Efficient operational capability
Having efficient operational capability is important to ensure the cost efficiencies and high quality of product/ services. It plays an important role in ensuring high quality consumer experience with reduced errors, which plays an important role in gaining repeat customers, reference business and revenue.
Access to digital technology
In today’s highly evolving world, there is rapid development and adoption of digital technology in almost every field. Today, application of digital technologies enables businesses to offer seamless and cost-effective consumer experience at their convenience. Hence, it is important for businesses to quickly adapt to these technologies to stay competitive in the market. Many traditional banks are today partnering with various FinTech companies.
Access to digital data
Digital data and digital footprint of consumers enable the companies to track their digital behavior, which can be utilized to provide enhanced consumer experience; it may include providing relevant suggestions for shopping, bill-payment, ad viewing, binge watching or any other. Hence, having access to digital data is of utmost importance in today’s business environment. M&A with companies that have access to huge amount of consumer data such as telecom companies, e-commerce companies and social media players may be helpful to leverage that data.
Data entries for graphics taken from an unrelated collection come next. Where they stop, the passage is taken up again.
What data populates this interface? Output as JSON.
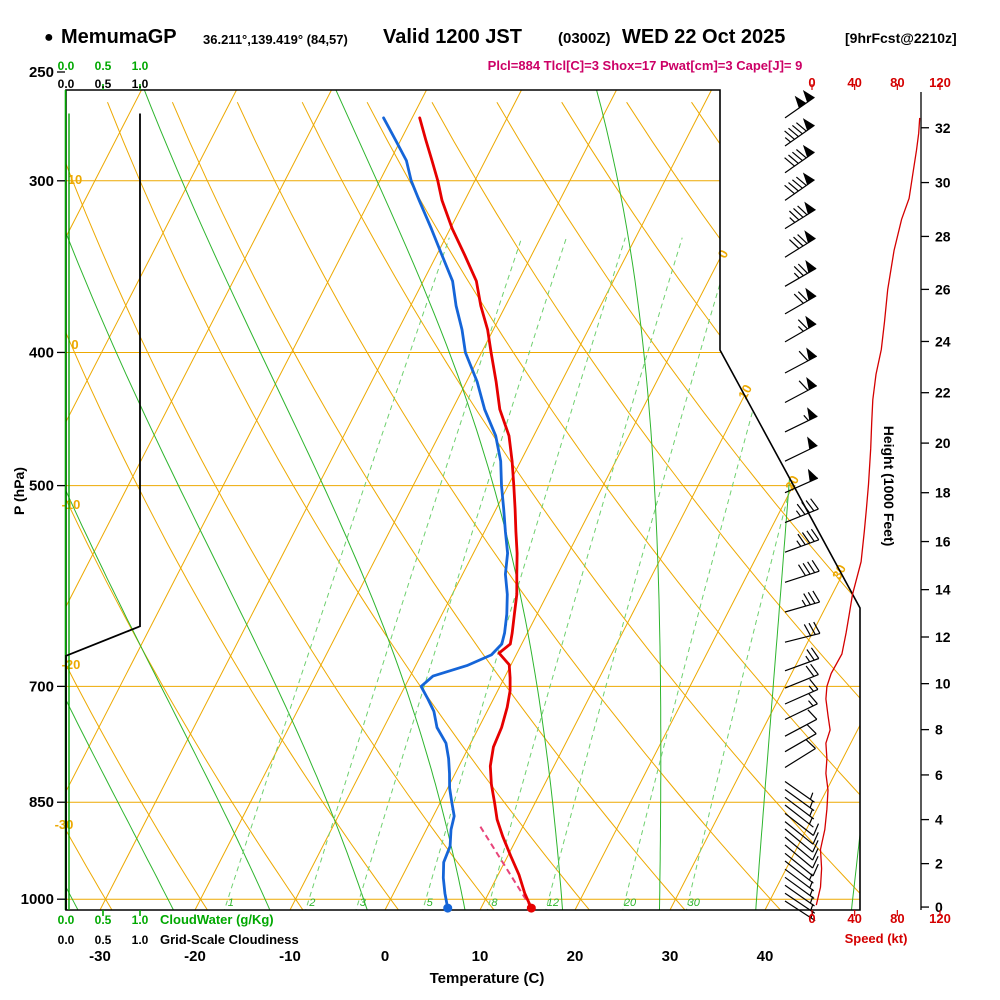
{
  "header": {
    "bullet": "●",
    "station": "MemumaGP",
    "coords": "36.211°,139.419° (84,57)",
    "valid_main": "Valid 1200 JST",
    "valid_z": "(0300Z)",
    "valid_date": "WED 22 Oct 2025",
    "forecast": "[9hrFcst@2210z]",
    "params": "Plcl=884 Tlcl[C]=3 Shox=17 Pwat[cm]=3 Cape[J]= 9"
  },
  "axes": {
    "pressure": {
      "title": "P (hPa)",
      "ticks": [
        250,
        300,
        400,
        500,
        700,
        850,
        1000
      ]
    },
    "temperature": {
      "title": "Temperature (C)",
      "ticks": [
        -30,
        -20,
        -10,
        0,
        10,
        20,
        30,
        40
      ]
    },
    "height": {
      "title": "Height (1000 Feet)",
      "ticks": [
        0,
        2,
        4,
        6,
        8,
        10,
        12,
        14,
        16,
        18,
        20,
        22,
        24,
        26,
        28,
        30,
        32
      ]
    },
    "speed": {
      "title": "Speed (kt)",
      "ticks": [
        0,
        40,
        80,
        120
      ]
    },
    "cloudwater": {
      "title": "CloudWater (g/Kg)",
      "ticks": [
        "0.0",
        "0.5",
        "1.0"
      ]
    },
    "cloudiness": {
      "title": "Grid-Scale Cloudiness",
      "ticks": [
        "0.0",
        "0.5",
        "1.0"
      ]
    }
  },
  "colors": {
    "grid_orange": "#eda902",
    "moist_green": "#2eb52e",
    "mixing_green": "#6fd06f",
    "axis_green": "#00a800",
    "temp_red": "#e60000",
    "dew_blue": "#1565d8",
    "speed_red": "#d40000",
    "params_magenta": "#cc0066",
    "parcel_magenta": "#e8447a",
    "frame_black": "#000000"
  },
  "chart_data": {
    "type": "line",
    "subtype": "skew-t-log-p-sounding",
    "title": "MemumaGP 36.211°,139.419° (84,57)",
    "pressure_range_hpa": [
      250,
      1050
    ],
    "temp_axis_range_c": [
      -40,
      45
    ],
    "height_axis_range_kft": [
      0,
      32
    ],
    "speed_axis_range_kt": [
      0,
      120
    ],
    "isotherm_step_c": 10,
    "isotherm_boundary_labels": [
      0,
      10,
      20,
      30
    ],
    "dry_adiabat_labels": [
      10,
      0,
      -10,
      -20,
      -30
    ],
    "mixing_ratio_lines_gkg": [
      1,
      2,
      3,
      5,
      8,
      12,
      20,
      30
    ],
    "moist_adiabat_starts_c": [
      -30,
      -20,
      -10,
      0,
      10,
      20,
      30,
      40,
      50
    ],
    "temperature_profile": [
      [
        1015,
        15.3
      ],
      [
        990,
        13.8
      ],
      [
        960,
        12.2
      ],
      [
        930,
        10.3
      ],
      [
        900,
        8.4
      ],
      [
        875,
        6.9
      ],
      [
        850,
        5.7
      ],
      [
        825,
        4.4
      ],
      [
        800,
        3.3
      ],
      [
        775,
        2.6
      ],
      [
        750,
        2.4
      ],
      [
        725,
        1.9
      ],
      [
        705,
        1.3
      ],
      [
        690,
        0.6
      ],
      [
        675,
        -0.2
      ],
      [
        662,
        -1.9
      ],
      [
        652,
        -1.2
      ],
      [
        640,
        -1.6
      ],
      [
        620,
        -2.4
      ],
      [
        600,
        -3.2
      ],
      [
        580,
        -4.3
      ],
      [
        560,
        -5.4
      ],
      [
        540,
        -6.7
      ],
      [
        520,
        -8.0
      ],
      [
        500,
        -9.4
      ],
      [
        480,
        -10.9
      ],
      [
        460,
        -12.6
      ],
      [
        440,
        -15.0
      ],
      [
        420,
        -16.9
      ],
      [
        400,
        -19.0
      ],
      [
        385,
        -20.6
      ],
      [
        370,
        -22.6
      ],
      [
        355,
        -24.4
      ],
      [
        340,
        -27.0
      ],
      [
        325,
        -29.8
      ],
      [
        310,
        -32.4
      ],
      [
        300,
        -33.9
      ],
      [
        290,
        -35.6
      ],
      [
        280,
        -37.4
      ],
      [
        270,
        -39.2
      ]
    ],
    "dewpoint_profile": [
      [
        1015,
        6.5
      ],
      [
        990,
        5.4
      ],
      [
        965,
        4.4
      ],
      [
        940,
        3.6
      ],
      [
        915,
        3.4
      ],
      [
        890,
        2.6
      ],
      [
        870,
        2.2
      ],
      [
        850,
        1.2
      ],
      [
        830,
        0.2
      ],
      [
        810,
        -0.6
      ],
      [
        790,
        -1.5
      ],
      [
        770,
        -2.6
      ],
      [
        750,
        -4.4
      ],
      [
        730,
        -5.6
      ],
      [
        715,
        -6.9
      ],
      [
        700,
        -8.3
      ],
      [
        688,
        -7.6
      ],
      [
        676,
        -4.6
      ],
      [
        664,
        -2.6
      ],
      [
        652,
        -2.1
      ],
      [
        640,
        -2.4
      ],
      [
        620,
        -3.2
      ],
      [
        600,
        -4.2
      ],
      [
        580,
        -5.5
      ],
      [
        560,
        -6.4
      ],
      [
        540,
        -7.8
      ],
      [
        520,
        -9.2
      ],
      [
        500,
        -10.7
      ],
      [
        480,
        -12.1
      ],
      [
        460,
        -14.0
      ],
      [
        440,
        -16.6
      ],
      [
        420,
        -18.9
      ],
      [
        400,
        -21.7
      ],
      [
        385,
        -23.3
      ],
      [
        370,
        -25.2
      ],
      [
        355,
        -26.9
      ],
      [
        340,
        -29.4
      ],
      [
        325,
        -32.0
      ],
      [
        310,
        -34.8
      ],
      [
        300,
        -36.7
      ],
      [
        290,
        -38.3
      ],
      [
        280,
        -40.6
      ],
      [
        270,
        -43.0
      ]
    ],
    "parcel_path": [
      [
        1015,
        15.3
      ],
      [
        884,
        5.4
      ]
    ],
    "wind_speed_profile_kt": [
      [
        1010,
        4
      ],
      [
        980,
        8
      ],
      [
        950,
        9
      ],
      [
        920,
        8
      ],
      [
        890,
        12
      ],
      [
        860,
        14
      ],
      [
        833,
        15
      ],
      [
        810,
        13
      ],
      [
        790,
        14
      ],
      [
        770,
        13
      ],
      [
        753,
        17
      ],
      [
        735,
        15
      ],
      [
        715,
        13
      ],
      [
        700,
        14
      ],
      [
        685,
        18
      ],
      [
        663,
        28
      ],
      [
        640,
        32
      ],
      [
        620,
        35
      ],
      [
        600,
        38
      ],
      [
        568,
        46
      ],
      [
        540,
        49
      ],
      [
        520,
        51
      ],
      [
        499,
        53
      ],
      [
        470,
        55
      ],
      [
        450,
        56
      ],
      [
        433,
        57
      ],
      [
        415,
        60
      ],
      [
        398,
        65
      ],
      [
        380,
        68
      ],
      [
        360,
        71
      ],
      [
        337,
        77
      ],
      [
        320,
        84
      ],
      [
        309,
        91
      ],
      [
        295,
        95
      ],
      [
        285,
        98
      ],
      [
        277,
        100
      ],
      [
        270,
        101
      ]
    ],
    "wind_barbs": [
      [
        270,
        235,
        100
      ],
      [
        283,
        235,
        95
      ],
      [
        296,
        235,
        90
      ],
      [
        310,
        235,
        90
      ],
      [
        325,
        238,
        85
      ],
      [
        341,
        238,
        80
      ],
      [
        358,
        240,
        75
      ],
      [
        375,
        240,
        70
      ],
      [
        393,
        240,
        65
      ],
      [
        414,
        242,
        60
      ],
      [
        435,
        242,
        60
      ],
      [
        457,
        244,
        55
      ],
      [
        480,
        244,
        50
      ],
      [
        506,
        246,
        50
      ],
      [
        532,
        248,
        45
      ],
      [
        559,
        250,
        45
      ],
      [
        588,
        252,
        40
      ],
      [
        618,
        254,
        35
      ],
      [
        650,
        256,
        30
      ],
      [
        682,
        250,
        25
      ],
      [
        702,
        248,
        20
      ],
      [
        721,
        246,
        15
      ],
      [
        740,
        244,
        15
      ],
      [
        761,
        242,
        12
      ],
      [
        781,
        240,
        10
      ],
      [
        802,
        238,
        10
      ],
      [
        821,
        305,
        5
      ],
      [
        832,
        306,
        5
      ],
      [
        843,
        307,
        7
      ],
      [
        854,
        308,
        7
      ],
      [
        866,
        308,
        8
      ],
      [
        878,
        309,
        8
      ],
      [
        889,
        310,
        10
      ],
      [
        901,
        310,
        10
      ],
      [
        913,
        310,
        9
      ],
      [
        926,
        309,
        8
      ],
      [
        938,
        308,
        7
      ],
      [
        951,
        307,
        7
      ],
      [
        964,
        306,
        6
      ],
      [
        977,
        305,
        5
      ],
      [
        990,
        304,
        5
      ],
      [
        1003,
        303,
        5
      ]
    ],
    "cloudiness_profile": [
      [
        1020,
        0
      ],
      [
        665,
        0
      ],
      [
        633,
        1
      ],
      [
        268,
        1
      ]
    ],
    "cloudwater_profile": [
      [
        1020,
        0
      ],
      [
        268,
        0
      ]
    ]
  }
}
Robust sales network and last-mile delivery network
It is important to produce high-quality product/ service and increase consumer awareness about them; however, it is equally important to have access to the robust sales network to ensure that the product/ service reach the customer on time in every nook and corner of the geographical market undertaken. It is important to have access to the vast network of distributors, stockists and retailers. In today’s era of e-commerce, access to last-mile delivery network also plays an important role in consumer experience and to stay competitive.
To comply with laws and regulations of different countries
It may not be possible for businesses to leverage international market and expand globally in various countries all by themselves. Along with the challenge of local market knowledge, even the local laws of several countries may not allow them to do so. The laws may restrict the businesses from exporting to various countries and also allow them to enter the market through foreign direct investment (FDI) only in a joint venture or merger with a local player. In that scenario, JV and M&A becomes highly important to enter a foreign market.
Mergers and Acquisitions are beneficial for the businesses in many ways. It helps your business to:
- Gain synergies by combining capabilities to benefit from economies of scale
- Save time by purchasing already available capabilities in the market, rather than developing in-house capabilities from scratch
- Gain competitive edge to become market leader or to reduce the gap with the market leader; eliminate or reduce the competition by buying out the competitors
- Gain the dominance in market share by either penetrating deeper in the current market geography or entering the new geography
- Benefit from the skilled and trained workforce that helps to minimize the time required in training and development of new or inexperienced employees
- Achieve product and service diversification through either product/ service line expansion or shifting the core product/ service line of the business
- Enhance operational efficiencies and effectiveness along with cost efficiencies along the value chain through vertical integration with suppliers or distributors or both
- Bring experienced, capable and competent leadership team onboard
- Sustain the change in business environment and market conditions due to entry of a strong new player, change in regulations, etc.